# 1st Handgun... Used?



## ashton (Aug 9, 2010)

I'm buying a used Glock 22 (Anti-glockers, don't wanna hear from you) and am wondering how I can tell if the previous owner had shot a bunch of unjacketed lead... apparently a big no-no in polygonally rifled barrels, right? Is it ill advised to just trust the shopkeep?


----------



## unpecador (May 9, 2008)

Even if the previous owner did shoot lead, the bore could have been cleaned well after therefore you won't be able to tell unless there is obvious lead buildup.


----------



## DJ Niner (Oct 3, 2006)

ashton said:


> I'm buying a used Glock 22 (Anti-glockers, don't wanna hear from you) and am wondering how I can tell if the previous owner had shot a bunch of unjacketed lead... apparently a big no-no in polygonally rifled barrels, right? Is it ill advised to just trust the shopkeep?


You really can't tell unless the build-up was so severe that it damaged (bulged or split) the barrel.

If you're worried about any lead remaining inside the barrel, when you get the gun, disassemble it and clean the barrel over a piece of white paper. When the bore brush pops out the end of the barrel, if there is any lead in the barrel, you'll see little shiny silver flakes on the paper. If it's just gray/black carbon and maybe some greenish sludge, you're good to go.

It is definitely NOT recommended, but I know many people who have fired moderate amounts of unjacketed lead-bullet ammunition in Glocks with no problems. It only causes a problem when the lead builds-up in the shallow rifling grooves, which can make pressures rise for the following rounds being fired; sometimes to the point of bursting the barrel. How many you can safely fire is not predictable, so the best course of action is to not shoot ANY unjacketed lead bullets in ANY weapon with a polygonally-rifled barrel.


----------



## McDAccountant (Jul 31, 2010)

ashton said:


> I'm buying a used Glock 22 (Anti-glockers, don't wanna hear from you) and am wondering how I can tell if the previous owner had shot a bunch of unjacketed lead... apparently a big no-no in polygonally rifled barrels, right? Is it ill advised to just trust the shopkeep?

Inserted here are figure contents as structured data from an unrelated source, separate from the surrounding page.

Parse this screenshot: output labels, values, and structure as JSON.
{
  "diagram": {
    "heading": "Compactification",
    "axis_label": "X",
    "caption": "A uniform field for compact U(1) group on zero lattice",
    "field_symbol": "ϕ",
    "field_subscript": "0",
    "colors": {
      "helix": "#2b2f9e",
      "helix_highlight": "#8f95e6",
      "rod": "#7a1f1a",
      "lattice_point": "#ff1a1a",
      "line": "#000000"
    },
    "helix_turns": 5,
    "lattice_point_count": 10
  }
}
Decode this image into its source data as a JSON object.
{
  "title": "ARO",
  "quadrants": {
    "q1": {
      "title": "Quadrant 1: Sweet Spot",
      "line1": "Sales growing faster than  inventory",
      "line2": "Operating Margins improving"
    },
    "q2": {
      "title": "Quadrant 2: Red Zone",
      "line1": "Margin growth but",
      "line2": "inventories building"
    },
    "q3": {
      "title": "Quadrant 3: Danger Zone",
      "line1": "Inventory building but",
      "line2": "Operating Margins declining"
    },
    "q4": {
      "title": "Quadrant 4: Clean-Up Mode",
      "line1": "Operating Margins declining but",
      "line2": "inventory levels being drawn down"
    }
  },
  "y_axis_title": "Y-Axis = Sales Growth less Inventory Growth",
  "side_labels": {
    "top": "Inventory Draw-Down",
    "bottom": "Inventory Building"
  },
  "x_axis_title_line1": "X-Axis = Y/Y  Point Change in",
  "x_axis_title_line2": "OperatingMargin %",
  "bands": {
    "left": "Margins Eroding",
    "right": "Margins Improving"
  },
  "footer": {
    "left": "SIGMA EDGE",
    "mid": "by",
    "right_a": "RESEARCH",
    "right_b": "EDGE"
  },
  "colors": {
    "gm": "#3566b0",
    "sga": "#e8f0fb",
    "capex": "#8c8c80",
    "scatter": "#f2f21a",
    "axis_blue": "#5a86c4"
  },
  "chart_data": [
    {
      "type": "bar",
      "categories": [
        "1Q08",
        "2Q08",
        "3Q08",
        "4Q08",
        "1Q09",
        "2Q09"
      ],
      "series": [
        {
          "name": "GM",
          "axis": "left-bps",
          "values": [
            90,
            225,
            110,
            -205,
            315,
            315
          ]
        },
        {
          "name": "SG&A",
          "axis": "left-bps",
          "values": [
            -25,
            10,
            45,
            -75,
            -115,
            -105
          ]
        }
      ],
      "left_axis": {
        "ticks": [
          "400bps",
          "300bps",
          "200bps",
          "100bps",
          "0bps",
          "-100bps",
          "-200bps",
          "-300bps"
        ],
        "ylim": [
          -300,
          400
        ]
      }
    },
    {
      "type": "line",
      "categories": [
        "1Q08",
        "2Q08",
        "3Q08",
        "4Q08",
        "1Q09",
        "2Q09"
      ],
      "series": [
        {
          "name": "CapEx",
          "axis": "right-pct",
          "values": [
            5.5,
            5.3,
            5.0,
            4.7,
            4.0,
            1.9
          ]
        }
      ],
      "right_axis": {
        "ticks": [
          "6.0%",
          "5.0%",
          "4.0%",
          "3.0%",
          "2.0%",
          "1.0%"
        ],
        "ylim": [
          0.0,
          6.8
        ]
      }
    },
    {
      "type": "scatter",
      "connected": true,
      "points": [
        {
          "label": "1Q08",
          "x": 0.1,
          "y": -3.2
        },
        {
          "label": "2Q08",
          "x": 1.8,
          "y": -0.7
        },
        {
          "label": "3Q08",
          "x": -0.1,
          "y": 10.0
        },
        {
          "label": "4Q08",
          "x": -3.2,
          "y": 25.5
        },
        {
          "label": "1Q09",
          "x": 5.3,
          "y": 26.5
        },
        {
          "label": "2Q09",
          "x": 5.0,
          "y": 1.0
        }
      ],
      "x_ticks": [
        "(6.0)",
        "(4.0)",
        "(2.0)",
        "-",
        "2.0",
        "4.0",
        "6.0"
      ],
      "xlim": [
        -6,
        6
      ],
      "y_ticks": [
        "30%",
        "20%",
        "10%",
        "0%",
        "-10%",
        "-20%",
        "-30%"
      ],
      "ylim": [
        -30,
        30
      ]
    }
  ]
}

If you're worried about the barrel, drop another $100-$150 and buy a replacement barrel...


----------



## rccola712 (Aug 26, 2008)

Have you considered saving up a bit more and buying new? Personally, I think it's the safest bet, that way you know exactly what has been fired through it. especially if it's your first handgun. that's what i did and i couldnt be happier


----------